L'annonce a été saluée en France comme "une très bonne nouvelle" par le ministre de l'Economie, Bruno Le Maire. "Cela participe à la normalisation des relations entre Nissan et Renault", a-t-il réagi dans un message transmis à l'AFP. L'Etat français est le premier actionnaire de Renault, avec 15% du capital et 22% des droits de vote, et le constructeur français détient 43% de Nissan.

Les relations entre les deux partenaires se sont tendues ces dernières semaines, après les accusations publiques du constructeur japonais contre Carlos Ghosn, qui cumulait les fonctions de PDG de Renault et de président de Nissan et Mitsubishi, ses deux partenaires japonais.

Après approbation des actionnaires

La désignation de Jean-Dominique Senard au conseil d'administration de Nissan ne sera effective qu'après approbation des actionnaires lors d'une assemblée générale extraordinaire dont la date a été fixée au 8 avril, selon un communiqué du constructeur automobile japonais.
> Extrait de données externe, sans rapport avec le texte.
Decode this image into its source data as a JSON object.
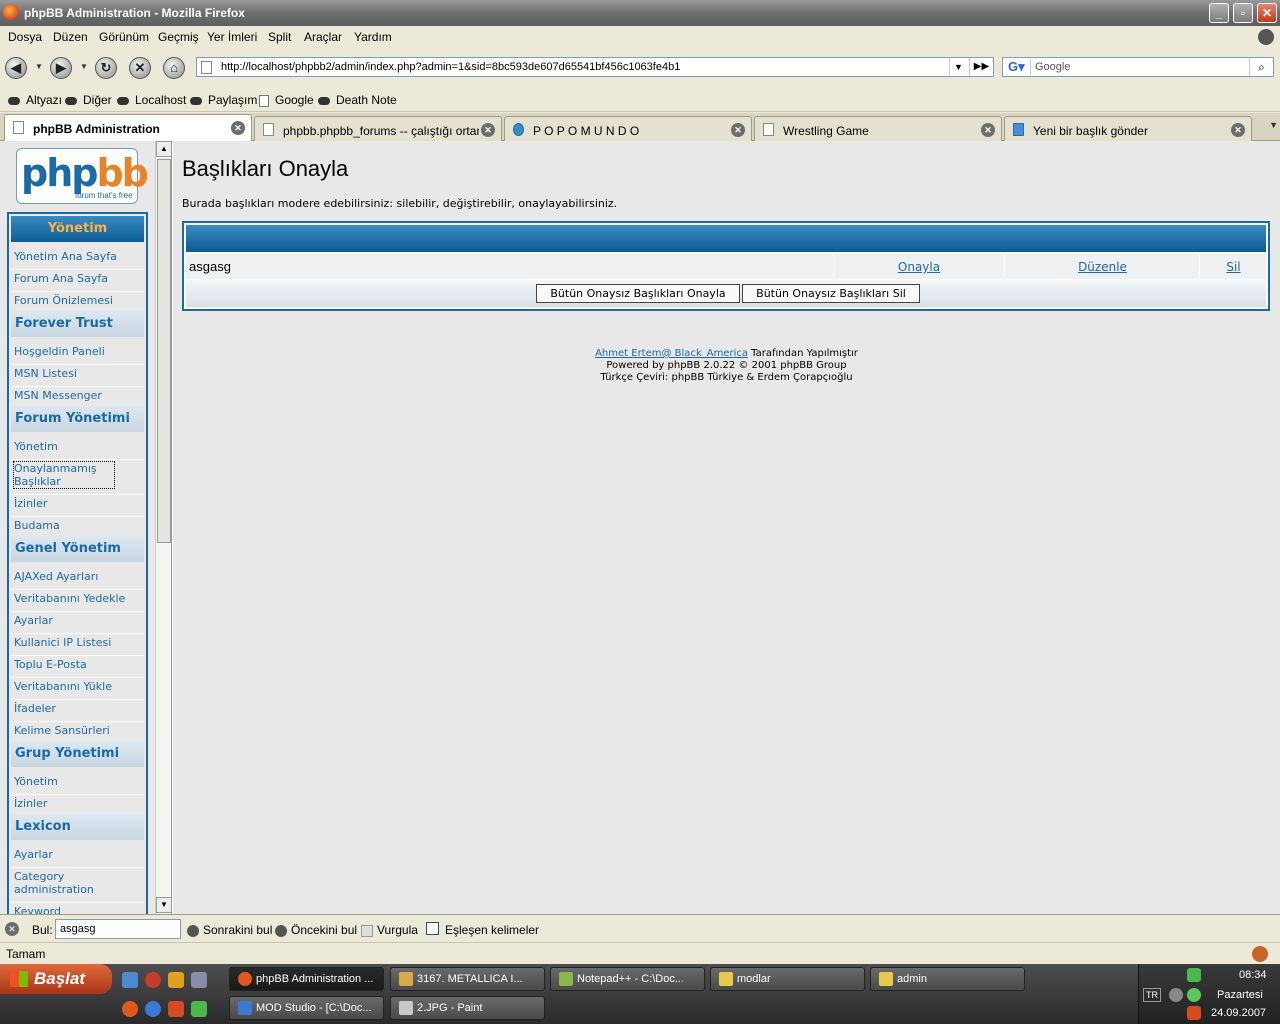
{
  "window": {
    "title": "phpBB Administration - Mozilla Firefox"
  },
  "menu": [
    "Dosya",
    "Düzen",
    "Görünüm",
    "Geçmiş",
    "Yer İmleri",
    "Split",
    "Araçlar",
    "Yardım"
  ],
  "address": {
    "url": "http://localhost/phpbb2/admin/index.php?admin=1&sid=8bc593de607d65541bf456c1063fe4b1"
  },
  "search": {
    "engine_icon": "google-icon",
    "placeholder": "Google"
  },
  "bookmarks": [
    "Altyazı",
    "Diğer",
    "Localhost",
    "Paylaşım",
    "Google",
    "Death Note"
  ],
  "tabs": [
    {
      "label": "phpBB Administration"
    },
    {
      "label": "phpbb.phpbb_forums -- çalıştığı ortam --]..."
    },
    {
      "label": "P O P O M U N D O"
    },
    {
      "label": "Wrestling Game"
    },
    {
      "label": "Yeni bir başlık gönder"
    }
  ],
  "logo": {
    "text1": "php",
    "text2": "bb",
    "tagline": "forum that's free"
  },
  "nav": {
    "s0": {
      "title": "Yönetim",
      "links": [
        "Yönetim Ana Sayfa",
        "Forum Ana Sayfa",
        "Forum Önizlemesi"
      ]
    },
    "s1": {
      "title": "Forever Trust",
      "links": [
        "Hoşgeldin Paneli",
        "MSN Listesi",
        "MSN Messenger"
      ]
    },
    "s2": {
      "title": "Forum Yönetimi",
      "links": [
        "Yönetim",
        "Onaylanmamış Başlıklar",
        "İzinler",
        "Budama"
      ]
    },
    "s3": {
      "title": "Genel Yönetim",
      "links": [
        "AJAXed Ayarları",
        "Veritabanını Yedekle",
        "Ayarlar",
        "Kullanici IP Listesi",
        "Toplu E-Posta",
        "Veritabanını Yükle",
        "İfadeler",
        "Kelime Sansürleri"
      ]
    },
    "s4": {
      "title": "Grup Yönetimi",
      "links": [
        "Yönetim",
        "İzinler"
      ]
    },
    "s5": {
      "title": "Lexicon",
      "links": [
        "Ayarlar",
        "Category administration",
        "Keyword"
      ]
    }
  },
  "main": {
    "title": "Başlıkları Onayla",
    "description": "Burada başlıkları modere edebilirsiniz: silebilir, değiştirebilir, onaylayabilirsiniz.",
    "row": {
      "topic": "asgasg",
      "approve": "Onayla",
      "edit": "Düzenle",
      "delete": "Sil"
    },
    "approve_all": "Bütün Onaysız Başlıkları Onayla",
    "delete_all": "Bütün Onaysız Başlıkları Sil"
  },
  "credits": {
    "author_link": "Ahmet Ertem@ Black_America",
    "author_suffix": " Tarafından Yapılmıştır",
    "powered": "Powered by phpBB 2.0.22 © 2001 phpBB Group",
    "translation": "Türkçe Çeviri: phpBB Türkiye & Erdem Çorapçıoğlu"
  },
  "findbar": {
    "label": "Bul:",
    "value": "asgasg",
    "next": "Sonrakini bul",
    "prev": "Öncekini bul",
    "highlight": "Vurgula",
    "match_case": "Eşleşen kelimeler"
  },
  "status": {
    "text": "Tamam"
  },
  "taskbar": {
    "start": "Başlat",
    "tasks_top": [
      "phpBB Administration ...",
      "3167. METALLICA   I...",
      "Notepad++ - C:\\Doc...",
      "modlar",
      "admin"
    ],
    "tasks_bottom": [
      "MOD Studio - [C:\\Doc...",
      "2.JPG - Paint"
    ]
  },
  "tray": {
    "lang": "TR",
    "time": "08:34",
    "day": "Pazartesi",
    "date": "24.09.2007"
  }
}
A cette occasion, les actionnaires seront aussi appelés à voter la destitution de carlos Ghosn et de son bras droit Greg Kelly, a précisé Nissan. Bien que démis de leurs fonctions, peu après leur interpellation le 19 novembre à Tokyo, ils gardent leur titre d'administrateur tant que l'AG n'a pas acté cette éviction. Le groupe n'a pas prévu à ce stade de remplacer M. Kelly.

Après le 8 avril, Jean-Dominique Senard, personnalité saluée par le patron exécutif de Nissan, Hiroto Saikawa, comme un homme "avec qui on peut discuter", pourra donc siéger au conseil d'administration de Nissan. Mais il n'a pas encore été décidé qui en prendrait la tête. Aucun successeur à Carlos Ghosn n'a pour l'instant été nommé. M. Saikawa pensait initialement assurer l'intérim, selon les médias japonais, mais il a finalement préféré temporiser.

"Concentration excessive d'autorité"

Le choix d'un nouveau président n'interviendra probablement pas avant juin 2019, une fois reçues les conclusions du comité chargé d'améliorer la gouvernance de Nissan suite aux lacunes révélées par l'affaire Ghosn, avait précisé M. Saikawa en janvier.
Le comité s'est déjà réuni deux fois et doit rendre un rapport fin mars. Son président estimait récemment que la "concentration excessive d'autorité dans les mains d'une seule personne" était à l'origine des dérives au sein de Nissan, visant implicitement Carlos Ghosn.

L'ancien patron emblématique de l'alliance franco-japonaise est inculpé d'abus de confiance et minoration de revenus aux autorités boursières de 2010 à 2018.
Dans un entretien accordé fin janvier à l'AFP et au quotidien économique français Les Echos, au centre de détention de Tokyo où il est incarcéré, M. Ghosn avait dénoncé "un complot" visant à faire échouer son projet d'intégrer plus étroitement les trois entreprises partenaires.